Other notable players in the field of mathematical software libraries used in high-performance compute-intensive scientific programming includes SUNDIALS and the Hypre Project: Exascale-capable libraries for adaptive time-stepping and scalable solvers as well as Extreme-Scale Scientific Software Stack(E4S) of the US Dept Of Energy’s Exascale Computing Project, Portable, Extensible Toolkit for Scientific Computation (PETSc), pronounced PET-see, Multiphysics Object Oriented Simulation Environment (MOOSE), Open Source Field Operation and Manipulation (OpenFoam) for computational fluid dynamics, Distributed and Unified Numerics Environment(DUNE) … and hosts of other numerical libraries.

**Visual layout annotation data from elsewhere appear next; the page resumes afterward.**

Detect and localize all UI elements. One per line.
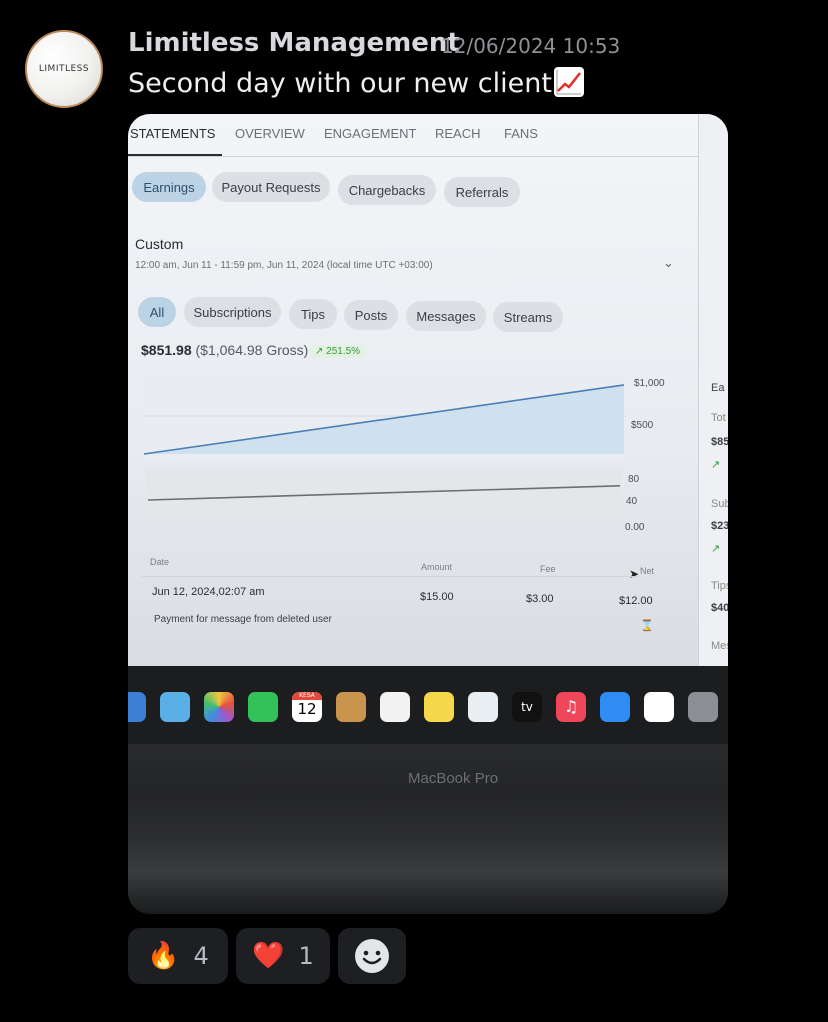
reaction-count: 4 — [193, 942, 209, 970]
photo-attachment[interactable]: STATEMENTS OVERVIEW ENGAGEMENT REACH FAN… — [128, 114, 728, 914]
earnings-change-badge: ↗ 251.5% — [310, 345, 366, 358]
table-divider — [142, 576, 638, 577]
photos-icon — [204, 692, 234, 722]
maps-icon — [160, 692, 190, 722]
add-reaction-button[interactable] — [338, 928, 406, 984]
filter-messages: Messages — [406, 301, 486, 331]
heart-emoji-icon: ❤️ — [252, 941, 285, 971]
count-line-chart — [146, 470, 622, 516]
chart1-tick-500: $500 — [631, 420, 654, 431]
chart1-tick-1000: $1,000 — [634, 378, 665, 389]
calendar-day: 12 — [297, 700, 317, 718]
filter-all: All — [138, 297, 176, 327]
subtab-earnings: Earnings — [132, 172, 206, 202]
earnings-area-chart — [142, 372, 626, 462]
side-tips-value: $40.0 — [711, 602, 728, 614]
tab-reach: REACH — [435, 126, 481, 141]
facetime-icon — [248, 692, 278, 722]
chart2-tick-40: 40 — [626, 496, 638, 507]
row-date: Jun 12, 2024,02:07 am — [152, 586, 265, 598]
chart2-tick-0: 0.00 — [625, 522, 645, 533]
message-text: Second day with our new client — [128, 67, 584, 99]
subtab-referrals: Referrals — [444, 177, 520, 207]
table-header-net: Net — [640, 566, 655, 576]
subtab-payout-requests: Payout Requests — [212, 172, 330, 202]
tab-engagement: ENGAGEMENT — [324, 126, 417, 141]
apple-tv-icon: tv — [512, 692, 542, 722]
side-messages-label: Messa — [711, 640, 728, 652]
table-header-amount: Amount — [421, 562, 453, 572]
row-description: Payment for message from deleted user — [154, 614, 332, 625]
filter-streams: Streams — [493, 302, 563, 332]
table-header-fee: Fee — [540, 564, 556, 574]
side-title: Ea — [711, 382, 725, 394]
smiley-icon — [355, 939, 389, 973]
cursor-icon: ➤ — [629, 567, 640, 581]
earnings-summary: $851.98 ($1,064.98 Gross) — [141, 342, 308, 358]
active-tab-underline — [128, 154, 222, 156]
loading-spinner-icon: ⌛ — [640, 619, 654, 632]
row-net: $12.00 — [619, 595, 653, 607]
app-store-icon — [600, 692, 630, 722]
row-amount: $15.00 — [420, 591, 454, 603]
statement-tabs: STATEMENTS OVERVIEW ENGAGEMENT REACH FAN… — [128, 114, 703, 157]
filter-tips: Tips — [289, 299, 337, 329]
chart2-tick-80: 80 — [628, 474, 640, 485]
contacts-icon — [336, 692, 366, 722]
subtab-chargebacks: Chargebacks — [338, 175, 436, 205]
laptop-label: MacBook Pro — [408, 770, 499, 787]
side-earnings-panel: Ea Tot $85 ↗ Subs $230 ↗ Tips $40.0 Mess… — [698, 114, 728, 666]
tab-statements: STATEMENTS — [130, 126, 216, 141]
fire-emoji-icon: 🔥 — [147, 941, 180, 971]
reminders-icon — [380, 692, 410, 722]
calendar-month: KESA — [292, 692, 322, 700]
vpn-app-icon — [644, 692, 674, 722]
date-range-title: Custom — [135, 236, 184, 252]
filter-subscriptions: Subscriptions — [184, 297, 281, 327]
side-total-change: ↗ — [711, 459, 721, 471]
side-tips-label: Tips — [711, 580, 728, 592]
filter-posts: Posts — [344, 300, 398, 330]
message-timestamp: 12/06/2024 10:53 — [441, 34, 621, 58]
calendar-icon: KESA 12 — [292, 692, 322, 722]
side-subs-value: $230 — [711, 520, 728, 532]
mail-icon — [128, 692, 146, 722]
system-settings-icon — [688, 692, 718, 722]
freeform-icon — [468, 692, 498, 722]
reaction-count: 1 — [298, 942, 314, 970]
photographed-screen: STATEMENTS OVERVIEW ENGAGEMENT REACH FAN… — [128, 114, 728, 666]
earnings-gross: ($1,064.98 Gross) — [195, 342, 309, 358]
avatar-logo-text: LIMITLESS — [38, 64, 90, 74]
side-total-value: $85 — [711, 436, 728, 448]
chart-increasing-emoji-icon — [553, 67, 584, 97]
chevron-down-icon: ⌄ — [663, 256, 674, 271]
message-body: Second day with our new client — [128, 68, 552, 99]
row-fee: $3.00 — [526, 593, 554, 605]
side-subs-change: ↗ — [711, 543, 721, 555]
reaction-heart[interactable]: ❤️ 1 — [236, 928, 330, 984]
author-name[interactable]: Limitless Management — [128, 28, 460, 58]
side-subs-label: Subs — [711, 498, 728, 510]
music-icon: ♫ — [556, 692, 586, 722]
tab-overview: OVERVIEW — [235, 126, 305, 141]
author-avatar[interactable]: LIMITLESS — [25, 30, 103, 108]
earnings-net: $851.98 — [141, 342, 192, 358]
tab-fans: FANS — [504, 126, 538, 141]
notes-icon — [424, 692, 454, 722]
side-total-label: Tot — [711, 412, 726, 424]
date-range-subtitle: 12:00 am, Jun 11 - 11:59 pm, Jun 11, 202… — [135, 260, 433, 271]
reaction-fire[interactable]: 🔥 4 — [128, 928, 228, 984]
table-header-date: Date — [150, 557, 170, 567]
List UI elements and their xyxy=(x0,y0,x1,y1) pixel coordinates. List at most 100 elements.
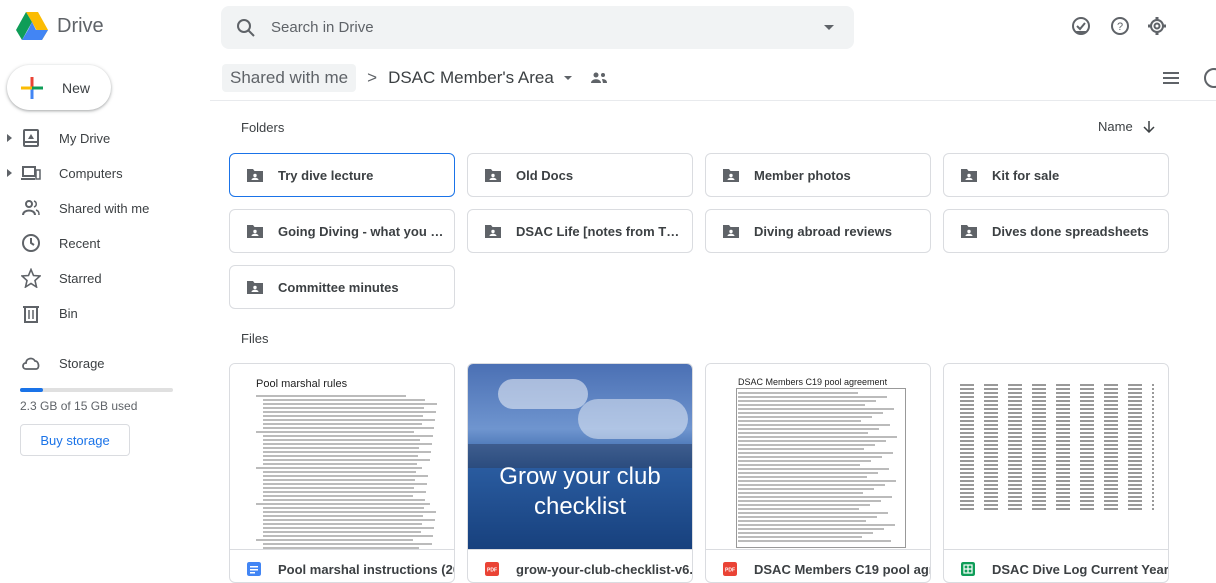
header-divider xyxy=(210,100,1216,101)
pdf-badge-text: PDF xyxy=(487,568,497,574)
folder-shared-icon xyxy=(247,281,263,294)
thumbnail-title: DSAC Members C19 pool agreement xyxy=(738,377,888,387)
settings-icon[interactable] xyxy=(1146,15,1168,37)
thumbnail-line xyxy=(263,411,436,413)
folder-card[interactable]: Member photos xyxy=(705,153,931,197)
sort-label: Name xyxy=(1098,119,1133,134)
search-icon[interactable] xyxy=(234,16,258,40)
folder-card[interactable]: Dives done spreadsheets xyxy=(943,209,1169,253)
spreadsheet-row xyxy=(960,476,1154,478)
folder-card[interactable]: Old Docs xyxy=(467,153,693,197)
sidebar-item-starred[interactable]: Starred xyxy=(0,262,200,294)
spreadsheet-row xyxy=(960,456,1154,458)
sidebar-item-recent[interactable]: Recent xyxy=(0,227,200,259)
app-name: Drive xyxy=(57,14,104,37)
folder-card[interactable]: Try dive lecture xyxy=(229,153,455,197)
folder-shared-icon xyxy=(723,225,739,238)
sidebar-item-label: Shared with me xyxy=(59,200,150,216)
info-icon[interactable] xyxy=(1201,66,1216,90)
cloud-shape xyxy=(498,379,588,409)
sidebar-item-label: Starred xyxy=(59,270,102,286)
arrow-down-icon[interactable] xyxy=(1143,120,1155,133)
thumbnail-line xyxy=(263,447,419,449)
folder-menu-icon[interactable] xyxy=(563,76,572,80)
file-card[interactable]: DSAC Members C19 pool agreement PDF DSAC… xyxy=(705,363,931,583)
expand-arrow-icon[interactable] xyxy=(7,169,12,177)
thumbnail-line xyxy=(263,547,419,549)
folder-card[interactable]: Diving abroad reviews xyxy=(705,209,931,253)
expand-arrow-icon[interactable] xyxy=(7,134,12,142)
google-sheets-icon xyxy=(961,562,975,576)
file-card[interactable]: DSAC Dive Log Current Year xyxy=(943,363,1169,583)
thumbnail-photo: Grow your club checklist xyxy=(468,364,692,549)
breadcrumb: Shared with me > DSAC Member's Area xyxy=(222,63,608,93)
folder-card[interactable]: Committee minutes xyxy=(229,265,455,309)
my-drive-icon xyxy=(23,129,39,147)
folder-shared-icon xyxy=(961,169,977,182)
spreadsheet-row xyxy=(960,420,1154,422)
spreadsheet-row xyxy=(960,404,1154,406)
folder-card[interactable]: Going Diving - what you need xyxy=(229,209,455,253)
folder-name: Dives done spreadsheets xyxy=(992,223,1149,239)
breadcrumb-shared-with-me[interactable]: Shared with me xyxy=(222,64,357,92)
shared-with-me-icon xyxy=(22,200,40,216)
spreadsheet-row xyxy=(960,448,1154,450)
folder-card[interactable]: Kit for sale xyxy=(943,153,1169,197)
top-bar: Drive ? xyxy=(0,0,1216,56)
spreadsheet-row xyxy=(960,468,1154,470)
file-name: DSAC Dive Log Current Year xyxy=(992,561,1169,577)
star-icon xyxy=(21,268,41,288)
new-button[interactable]: New xyxy=(7,65,111,110)
offline-ready-icon[interactable] xyxy=(1070,15,1092,37)
sidebar-item-shared-with-me[interactable]: Shared with me xyxy=(0,192,200,224)
svg-text:?: ? xyxy=(1117,21,1123,33)
folder-shared-icon xyxy=(485,169,501,182)
buy-storage-button[interactable]: Buy storage xyxy=(20,424,130,456)
pdf-icon: PDF xyxy=(723,562,737,576)
drive-logo[interactable]: Drive xyxy=(16,12,104,40)
new-button-label: New xyxy=(62,79,91,96)
thumbnail-line xyxy=(263,403,437,405)
folder-name: Try dive lecture xyxy=(278,167,374,183)
thumbnail-line xyxy=(263,419,435,421)
search-bar[interactable] xyxy=(221,6,854,49)
spreadsheet-row xyxy=(960,416,1154,418)
thumbnail-line xyxy=(263,463,417,465)
spreadsheet-row xyxy=(960,480,1154,482)
sidebar-item-my-drive[interactable]: My Drive xyxy=(0,122,200,154)
spreadsheet-row xyxy=(960,424,1154,426)
spreadsheet-row xyxy=(960,400,1154,402)
thumbnail-line xyxy=(263,407,424,409)
thumbnail-line xyxy=(263,531,421,533)
google-doc-icon xyxy=(247,562,261,576)
file-name: Pool marshal instructions (20... xyxy=(278,561,455,577)
thumbnail-line xyxy=(263,515,423,517)
thumbnail-line xyxy=(263,491,426,493)
file-card[interactable]: Grow your club checklist PDF grow-your-cl… xyxy=(467,363,693,583)
sidebar-item-label: Storage xyxy=(59,355,105,371)
file-card[interactable]: Pool marshal rules Pool marshal instruct… xyxy=(229,363,455,583)
thumbnail-line xyxy=(263,511,436,513)
thumbnail-line xyxy=(263,527,434,529)
pdf-badge-text: PDF xyxy=(725,568,735,574)
list-view-icon[interactable] xyxy=(1162,70,1180,86)
breadcrumb-current-folder[interactable]: DSAC Member's Area xyxy=(388,68,554,88)
thumbnail-line xyxy=(256,539,413,541)
sidebar-item-computers[interactable]: Computers xyxy=(0,157,200,189)
search-input[interactable] xyxy=(271,19,791,36)
sidebar-item-storage[interactable]: Storage xyxy=(0,347,200,379)
help-icon[interactable]: ? xyxy=(1109,15,1131,37)
folder-card[interactable]: DSAC Life [notes from Thursd... xyxy=(467,209,693,253)
spreadsheet-row xyxy=(960,436,1154,438)
thumbnail-line xyxy=(263,535,433,537)
sort-by-name[interactable]: Name xyxy=(1098,119,1155,134)
thumbnail-line xyxy=(263,479,415,481)
spreadsheet-row xyxy=(960,408,1154,410)
sidebar: New My Drive Computers Shared with me Re… xyxy=(0,56,200,583)
pdf-icon: PDF xyxy=(485,562,499,576)
thumbnail-line xyxy=(263,455,418,457)
folder-name: Kit for sale xyxy=(992,167,1060,183)
sidebar-item-bin[interactable]: Bin xyxy=(0,297,200,329)
search-options-icon[interactable] xyxy=(824,25,834,30)
thumbnail-line xyxy=(263,423,422,425)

Since expertise in the application domain for different forms of sensors and instruments that interact with the world is going to important … the need for scripting languages and numerical data science scratchpads will be even more necessary than now, just as part of the toolkit that’s taken for granted, ie maybe more essential than being able to use a whiteboard or pen/notepad … accordingly, we should also mention the growing set of different Python libraries that are used for scientific computing, including the old favorites, NumPy, SciPy, Matplotlib, Pandas, SymPy, Jupyter Notebooks as well as the PyTorch, TensorFlow, Keras, Scikit-learn ecoystems … and the new proliferation of favorites like Dask, Xarray, Holoviews, Bokeh, Plotly, Dash, Streamlit, Altair, Seaborn, Statsmodels, Scikit-image, NetworkX, Gensim, NLTK, Spacy, TextBlob, Pattern, PyMC3, Edward, Pyro, ArviZ, Theano, Lasagne, Pymc-learn, et al This set of different data science scripting tools will NEVER stop expanding … IT CAN’T … because the application domain for sensors and instruments that interact with the world is always going to be GROWING, changing and the set of new uses will always be EXPANDING.